学生が知りたいテーマで人にインタビューし記事をウェブで発信する「ときめき取材記」プロジェクトは、大学や日本語学校の「日本語」「日本事情」の授業で取り組まれています。2016年度に1校から始まり、2019年度前期までに延べ17校で実践され、19のテーマ40本の記事がウェブに掲載されています。
プロジェクトの実践を増やし、また活動を深めるために、8月24~25日、1泊2日で実施した「ときめき取材記プロジェクト」実践ワークショップには、すでに実践している先生、これから実践したいと思っている先生の計10名が参加しました。
プロジェクトの肝は深いインタビュー
ときめき取材記プロジェクトでめざしているのは、学生たちがテーマから社会を多角的に見たうえで、人に迫り、その人の考えや生き方、人物像が立ち上がってくるようなインタビューをして記事にまとめ発信することです。とりわけ、深いインタビューをすることにこのプロジェクトの肝があります。そのためには準備していった質問を順番に聞いて終わるのではなく、返ってきた答えから質問をつくり話を深めることが必要です。
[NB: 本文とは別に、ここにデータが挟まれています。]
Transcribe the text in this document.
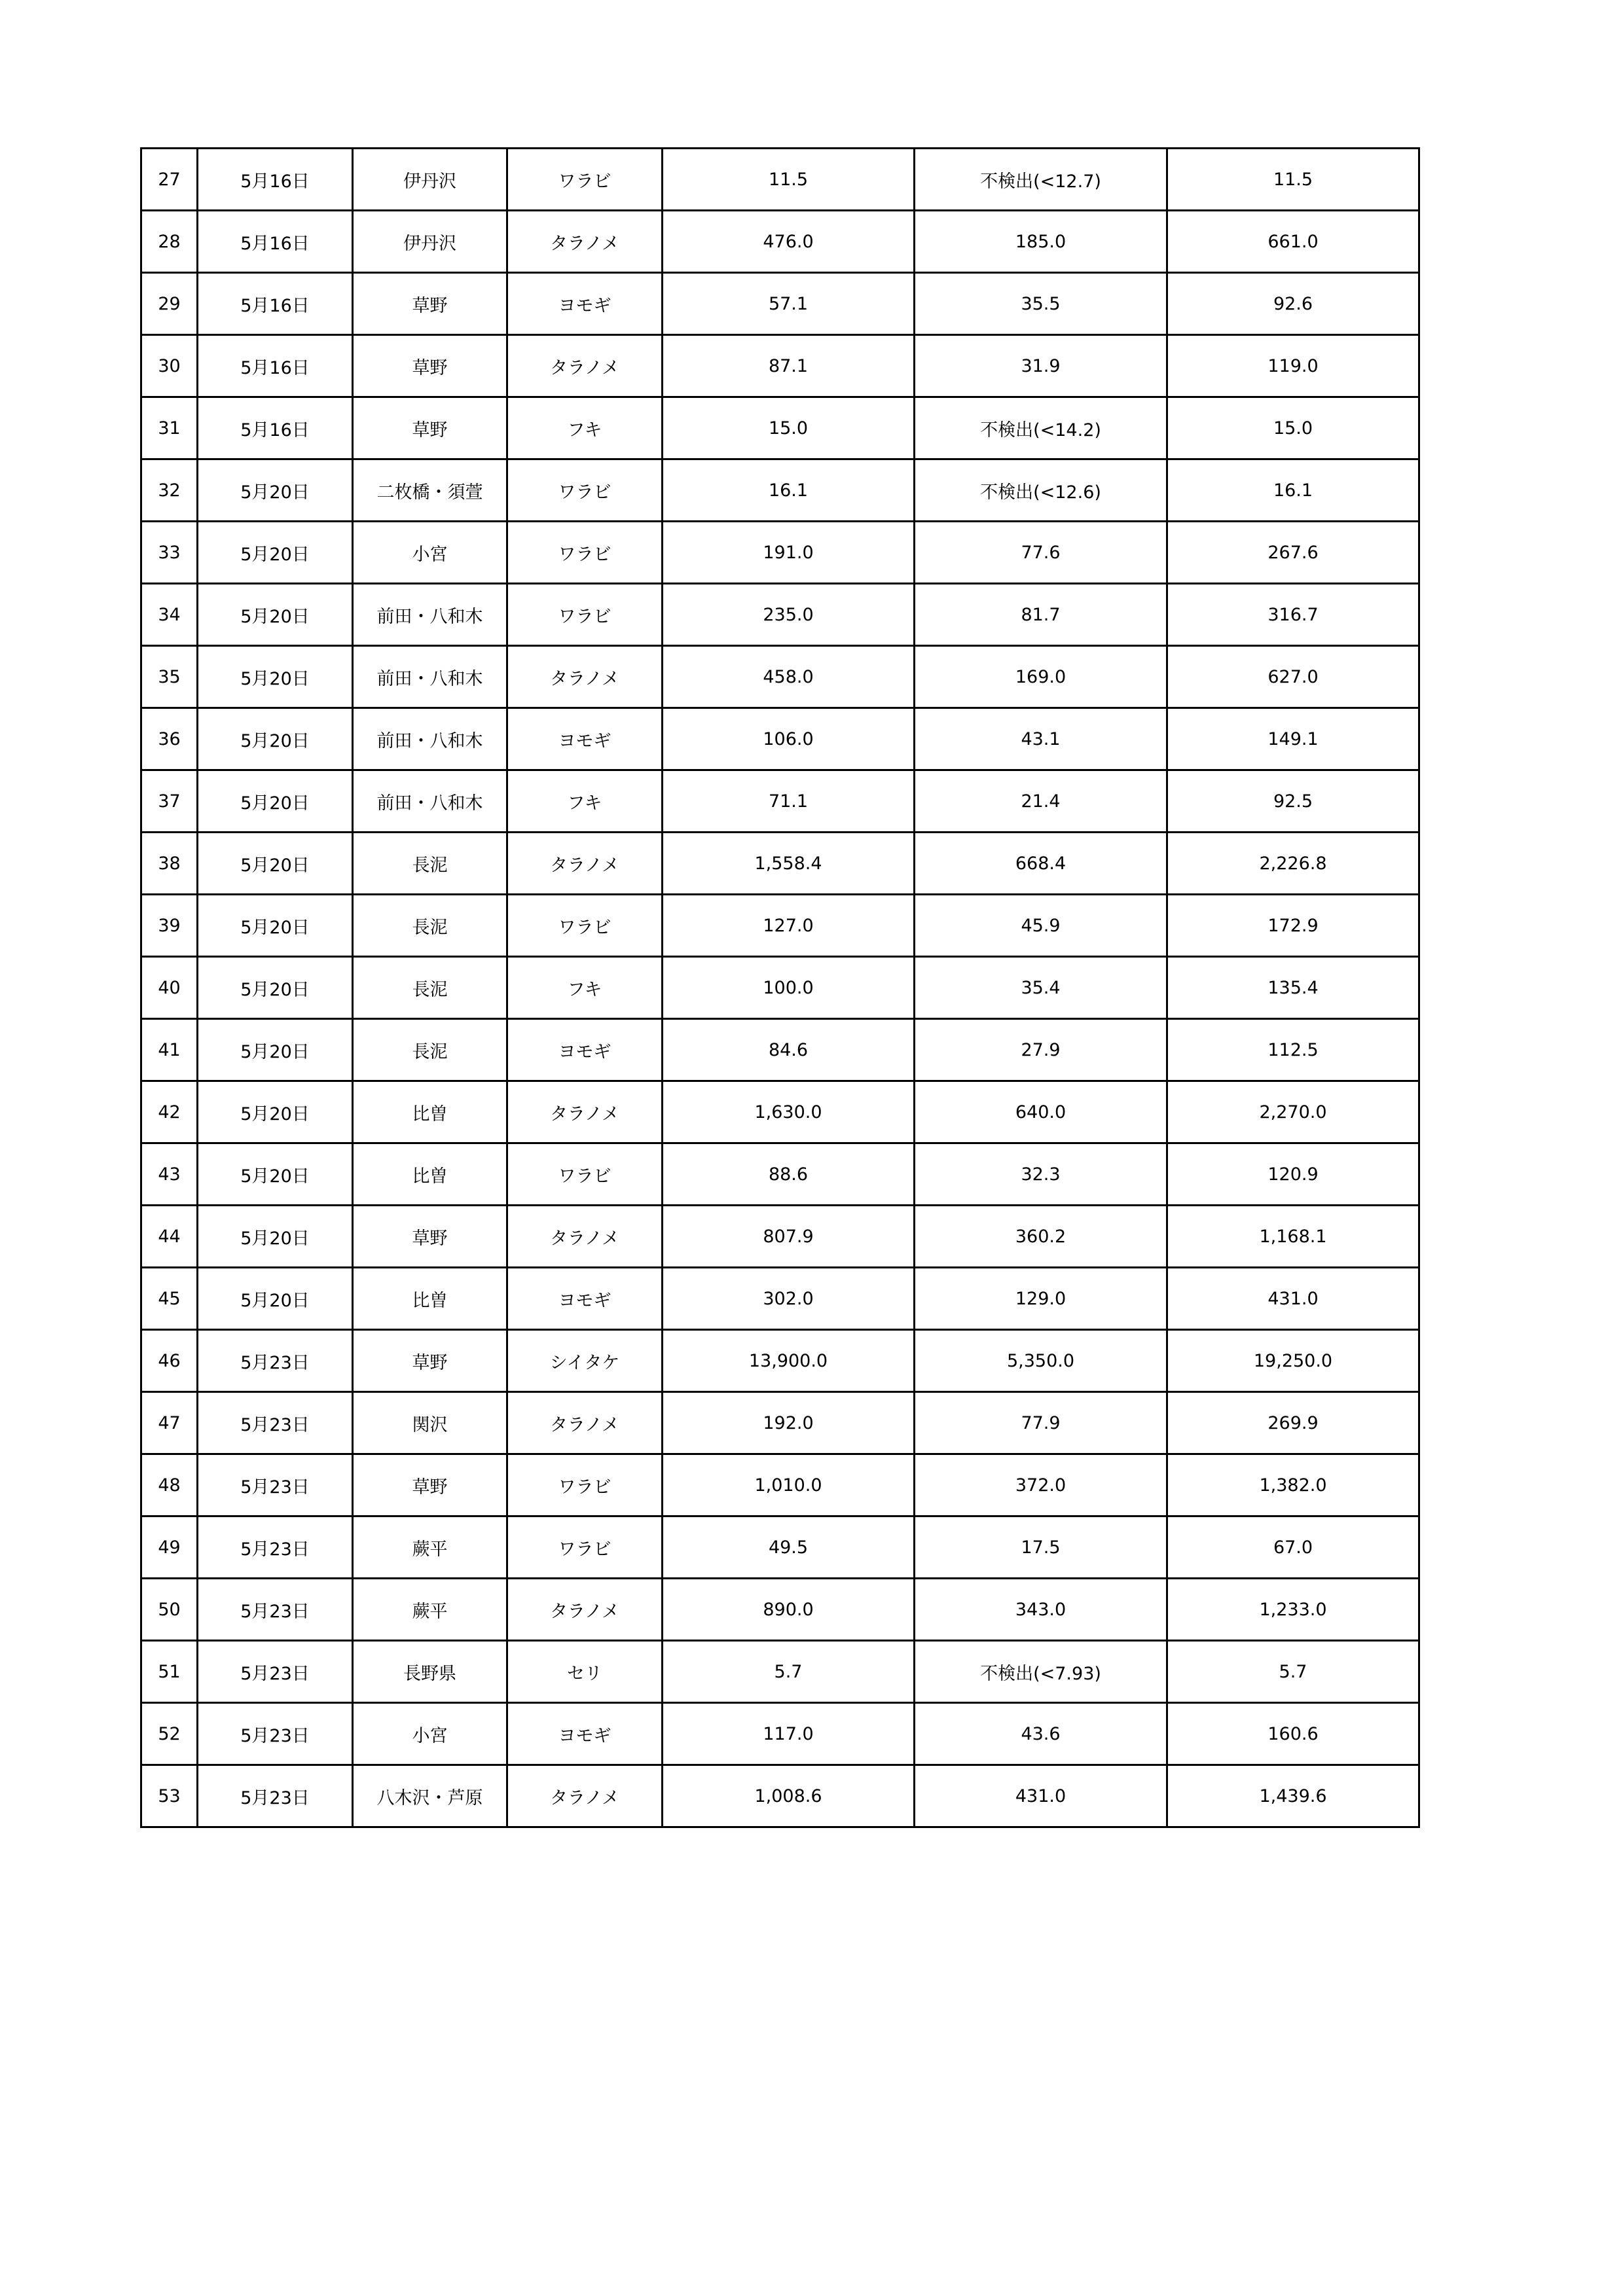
27	5月16日	伊丹沢	ワラビ	11.5	不検出(<12.7)	11.5
28	5月16日	伊丹沢	タラノメ	476.0	185.0	661.0
29	5月16日	草野	ヨモギ	57.1	35.5	92.6
30	5月16日	草野	タラノメ	87.1	31.9	119.0
31	5月16日	草野	フキ	15.0	不検出(<14.2)	15.0
32	5月20日	二枚橋・須萱	ワラビ	16.1	不検出(<12.6)	16.1
33	5月20日	小宮	ワラビ	191.0	77.6	267.6
34	5月20日	前田・八和木	ワラビ	235.0	81.7	316.7
35	5月20日	前田・八和木	タラノメ	458.0	169.0	627.0
36	5月20日	前田・八和木	ヨモギ	106.0	43.1	149.1
37	5月20日	前田・八和木	フキ	71.1	21.4	92.5
38	5月20日	長泥	タラノメ	1,558.4	668.4	2,226.8
39	5月20日	長泥	ワラビ	127.0	45.9	172.9
40	5月20日	長泥	フキ	100.0	35.4	135.4
41	5月20日	長泥	ヨモギ	84.6	27.9	112.5
42	5月20日	比曽	タラノメ	1,630.0	640.0	2,270.0
43	5月20日	比曽	ワラビ	88.6	32.3	120.9
44	5月20日	草野	タラノメ	807.9	360.2	1,168.1
45	5月20日	比曽	ヨモギ	302.0	129.0	431.0
46	5月23日	草野	シイタケ	13,900.0	5,350.0	19,250.0
47	5月23日	関沢	タラノメ	192.0	77.9	269.9
48	5月23日	草野	ワラビ	1,010.0	372.0	1,382.0
49	5月23日	蕨平	ワラビ	49.5	17.5	67.0
50	5月23日	蕨平	タラノメ	890.0	343.0	1,233.0
51	5月23日	長野県	セリ	5.7	不検出(<7.93)	5.7
52	5月23日	小宮	ヨモギ	117.0	43.6	160.6
53	5月23日	八木沢・芦原	タラノメ	1,008.6	431.0	1,439.6
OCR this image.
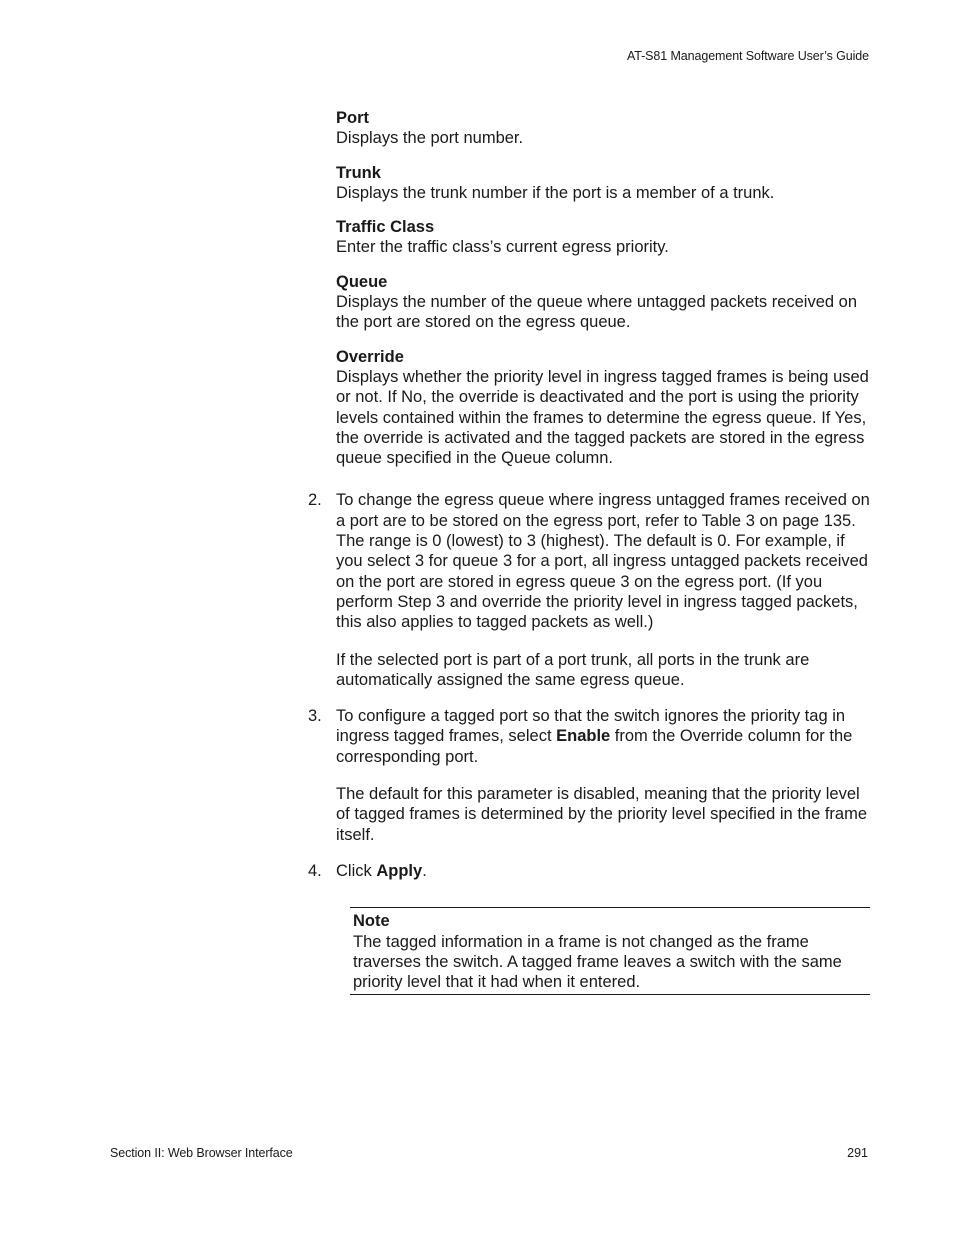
AT-S81 Management Software User’s Guide
Port
Displays the port number.
Trunk
Displays the trunk number if the port is a member of a trunk.
Traffic Class
Enter the traffic class’s current egress priority.
Queue
Displays the number of the queue where untagged packets received on the port are stored on the egress queue.
Override
Displays whether the priority level in ingress tagged frames is being used or not. If No, the override is deactivated and the port is using the priority levels contained within the frames to determine the egress queue. If Yes, the override is activated and the tagged packets are stored in the egress queue specified in the Queue column.
2. To change the egress queue where ingress untagged frames received on a port are to be stored on the egress port, refer to Table 3 on page 135. The range is 0 (lowest) to 3 (highest). The default is 0. For example, if you select 3 for queue 3 for a port, all ingress untagged packets received on the port are stored in egress queue 3 on the egress port. (If you perform Step 3 and override the priority level in ingress tagged packets, this also applies to tagged packets as well.)

If the selected port is part of a port trunk, all ports in the trunk are automatically assigned the same egress queue.

3. To configure a tagged port so that the switch ignores the priority tag in ingress tagged frames, select Enable from the Override column for the corresponding port.

The default for this parameter is disabled, meaning that the priority level of tagged frames is determined by the priority level specified in the frame itself.

4. Click Apply.

Note
The tagged information in a frame is not changed as the frame traverses the switch. A tagged frame leaves a switch with the same priority level that it had when it entered.
Section II: Web Browser Interface	291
さらにその人の表情をとらえた写真、文章を補強する写真があると、より一層のその人物像が浮かび上がります。
そこで、1日目は聞き書きの名手・塩野米松氏とプロカメラマン・中西祐介氏を講師に迎え、「聞き書きとは何か、いい質問とは」、「インタビュー記事に必要な写真とは」をテーマに話していただきました。
よい質問とは?
「一人ひとつの質問をしてください」
このことばで始まった塩野氏の“講義”。参加者がインタビュー準備から原稿作成までの実践で困ったこと、これから実践する上でわからないことを質問し、それに塩野氏が回答していくというインタビュー形式で行われました。
塩野氏は18年にわたり高校生が山や海の技の名人に話を聞く「聞き書き甲子園」の講師を務めるほか、出身地である秋田の中学校でも聞き書きの指導にあたっています。中高生には、準備として質問を100個用意するように言うのだそうです。生徒にとっては大きな負荷であり、この100個の質問はインタビューではほとんど使うこともないのですが、100の質問を絞り出すために、中高生はその人の職業や幼いときの社会背景も調べるなど、その人にじっくり向き合うことになります。このことがその人への関心を高めていきます。
インタビューを深めるためには、「初めて会う他人に対して、どれだけ自分がさらけ出せて、素直になれて、知りたいことがいっぱいあるか」が何より大事です。そしてできるだけ具体的な質問をすることがその人の人物像を浮かび上がらせるのであり、人生観は不要だと塩野氏は言います。悪い例として、ある有名な野球選手への質問「あなたにとって野球は何ですか?」を挙げ、そんな質問に一言で答えられるわけがないし、それを知るために話を聞きに行っているのだと述べました。
写真をどう撮るのか
第2部では、ときめき取材記ウェブに掲載されている写真を見ながら、課題と改善点を具体的に中西氏が解説しました。例えば、マスク開発者の記事では、インタビュイーがマスクを手にした写真があります。しかし、ただ持っているだけではマスクの形状もよくわからない。マスクをつけてもらって写真を撮れば、その人が何をしているのかもよくわかるようになると指摘しました。
インタビュー写真を撮る
参加者は2グループに分かれ、インタビューの場を用意し、参加者はインタビュイーを撮影しました。撮影後、各自1枚を選び、なぜそれを選んだのか、何を表現したかったのかを発表し、中西氏からフィードバックを得ました。同じシーン・被写体で撮影しても、切り取る表情は違っていたことに参加者は改めて写真の奥深さを感じたようです。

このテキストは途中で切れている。